Action lors de la remise de la pétition «la solidarité n’est pas un crime» en octobre 2019 à Berne. © AICH
Action lors de la remise de la pétition «la solidarité n’est pas un crime» en octobre 2019 à Berne. © AICH

Opinion Le Parlement considère la solidarité comme un délit

Opinion signée Manon Schick, directrice d’Amnesty International Suisse, parue dans 24 Heures, le 10 mars 2020.
Ce jeudi, le pasteur Norbert Valley saura si le tribunal de police de Neuchâtel maintient l’amende de 1000 francs à laquelle il a été condamné pour avoir secouru un Togolais débouté de l’asile, en lui offrant de dormir dans son église. Le Parlement fédéral, lui, a tranché sur la question de la solidarité envers les personnes qui n’ont pas de statut légal: la semaine passée, une majorité du Conseil national a voté contre la décriminalisation de l’aide au séjour ou à l’entrée en Suisse.

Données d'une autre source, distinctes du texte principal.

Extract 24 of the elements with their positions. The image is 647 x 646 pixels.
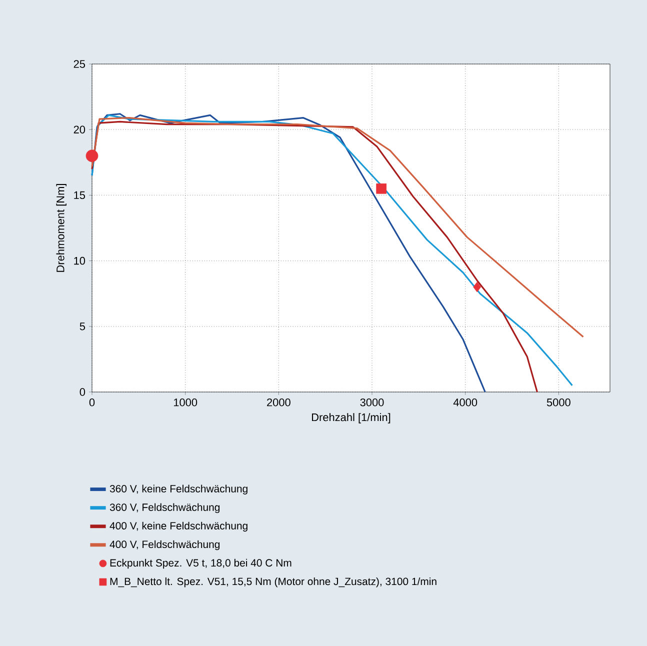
point [376,183,387,194]
x-axis-title: Drehzahl [1/min] [312,413,390,424]
x-tick-label: 4000 [453,398,478,406]
legend-label: M_B_Netto lt. Spez. V51, 15,5 Nm (Motor ohne J_Zusatz), 3100 1/min [110,577,436,588]
y-tick-label: 5 [80,322,86,330]
y-tick-label: 20 [74,126,86,134]
line-series [91,116,584,338]
point [473,282,482,292]
y-tick-label: 10 [74,256,86,265]
x-tick-label: 1000 [174,398,198,406]
x-tick-label: 5000 [546,398,570,406]
point [86,150,98,162]
x-tick-label: 3000 [360,398,384,406]
legend-label: 360 V, keine Feldschwächung [110,484,248,494]
legend-label: 360 V, Feldschwächung [110,503,220,514]
legend-label: Eckpunkt Spez. V5 t, 18,0 bei 40 C Nm [110,558,292,569]
x-tick-label: 2000 [267,398,290,406]
y-tick-label: 0 [80,388,86,396]
y-tick-label: 15 [74,191,86,200]
y-tick-label: 25 [74,60,86,68]
x-tick-label: 0 [89,398,95,406]
y-axis-title: Drehmoment [Nm] [56,184,66,272]
legend-label: 400 V, Feldschwächung [110,540,220,550]
legend-label: 400 V, keine Feldschwächung [110,522,248,532]
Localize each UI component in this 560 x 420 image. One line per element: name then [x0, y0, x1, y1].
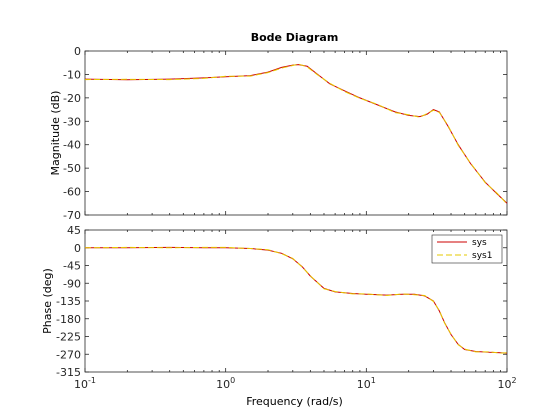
phase-ytick-label: 45	[67, 224, 81, 237]
x-tick-base: 10	[497, 378, 511, 391]
phase-ytick-label: -270	[56, 348, 81, 361]
phase-y-label: Phase (deg)	[41, 268, 54, 334]
magnitude-ytick-label: -20	[63, 92, 81, 105]
magnitude-series-sys1	[84, 63, 508, 205]
magnitude-ytick-label: -10	[63, 68, 81, 81]
phase-series-sys1	[84, 246, 508, 354]
chart-title: Bode Diagram	[251, 31, 339, 44]
x-tick-label: 101	[357, 376, 376, 391]
x-tick-exponent: 0	[230, 376, 235, 385]
magnitude-ytick-label: -40	[63, 139, 81, 152]
magnitude-ytick-label: -30	[63, 115, 81, 128]
x-tick-base: 10	[74, 378, 88, 391]
magnitude-ytick-label: -60	[63, 186, 81, 199]
legend-label-sys1: sys1	[472, 251, 492, 261]
x-tick-exponent: 2	[511, 376, 516, 385]
phase-ytick-label: -315	[56, 366, 81, 379]
magnitude-x-ticks	[84, 51, 508, 215]
x-tick-labels: 10-1 100 101 102	[74, 376, 517, 391]
legend: sys sys1	[431, 234, 503, 264]
phase-ytick-label: -180	[56, 313, 81, 326]
magnitude-axes-box	[84, 50, 508, 216]
x-tick-exponent: 1	[371, 376, 376, 385]
magnitude-y-ticks: 0 -10 -20 -30 -40 -50 -60 -70	[63, 45, 507, 222]
phase-series	[84, 246, 508, 354]
phase-ytick-label: -135	[56, 295, 81, 308]
magnitude-ytick-label: 0	[74, 45, 81, 58]
legend-label-sys: sys	[472, 238, 487, 248]
x-tick-base: 10	[357, 378, 371, 391]
phase-ytick-label: -225	[56, 331, 81, 344]
magnitude-y-label: Magnitude (dB)	[49, 91, 62, 176]
legend-box	[431, 234, 503, 264]
phase-y-ticks: 45 0 -45 -90 -135 -180 -225 -270 -315	[56, 224, 507, 379]
phase-ytick-label: -45	[63, 260, 81, 273]
x-axis-label: Frequency (rad/s)	[246, 395, 343, 408]
magnitude-panel: 0 -10 -20 -30 -40 -50 -60 -70 Magnitude (dB)	[49, 45, 508, 222]
phase-ytick-label: 0	[74, 242, 81, 255]
phase-x-ticks	[84, 230, 508, 372]
magnitude-series	[84, 63, 508, 205]
x-tick-label: 100	[216, 376, 235, 391]
x-tick-exponent: -1	[88, 376, 96, 385]
magnitude-ytick-label: -50	[63, 162, 81, 175]
x-tick-base: 10	[216, 378, 230, 391]
phase-ytick-label: -90	[63, 277, 81, 290]
magnitude-series-sys	[84, 64, 508, 204]
magnitude-ytick-label: -70	[63, 209, 81, 222]
x-tick-label: 102	[497, 376, 516, 391]
x-tick-label: 10-1	[74, 376, 96, 391]
phase-panel: 45 0 -45 -90 -135 -180 -225 -270 -315 Phase (deg…	[41, 224, 508, 379]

Manon Schick. © AI Nos parlementaires se sont montrés sourds aux appels des organisations et des églises, qui leur demandaient de modifier cette loi injuste. Amnesty International a publié lundi dernier un rapport couvrant huit pays européens, dont la Suisse, qui montre comment les personnes solidaires envers des réfugiés et des migrants sur notre continent sont de plus en plus harcelées et poursuivies en justice. Les autorités cherchent à limiter et à dissuader les arrivées en Europe et considèrent comme une menace le simple fait d’offrir un abri ou de la nourriture à des migrants.

Par exemple, le Français Pierre Mumber, guide de montagne, a été jugé pour «aide à l’entrée irrégulière» d'étrangers en France, après avoir offert du thé et des vêtements chauds à quatre personnes originaires d'Afrique de l'Ouest. Il a finalement été acquitté en appel. En vertu du régime très strict de contrôle des frontières dans les Alpes françaises, les réfugiés interpelés à moins de 20 kilomètres de la frontière italienne sont considérés comme «entrés illégalement en France», et toute personne qui les aide risque d'être poursuivie et condamnée.

En Suisse, la loi ne permet pas d’exemption humanitaire et la compassion n’est donc pas reconnue comme un motif honorable. Le nombre de condamnations est très élevé. Près de mille personnes ont ainsi écopé d’une amende en 2018, sur la base de l’article de la loi sur les étrangers qui condamne l’incitation à l’entrée ou au séjour illégal. Mais sur ces mille personnes, seules 32 ont été explicitement condamnées pour en avoir tiré un enrichissement illégitime, donc seules 32 étaient des passeurs sans scrupules. Les centaines d’autres personnes condamnées ont été poursuivies simplement pour avoir aidé quelqu’un dans la détresse ou sans statut légal – parfois même un membre de leur famille – sans jamais en avoir tiré le moindre bénéfice financier.

La situation dramatique dans les îles grecques et à la frontière avec la Turquie nous rappelle à quel point la politique européenne de fermeture des frontières conduit à des violations des droits des réfugiés. Dans ce contexte, la solidarité envers les réfugiés devrait être plus que jamais récompensée, et non pas punie.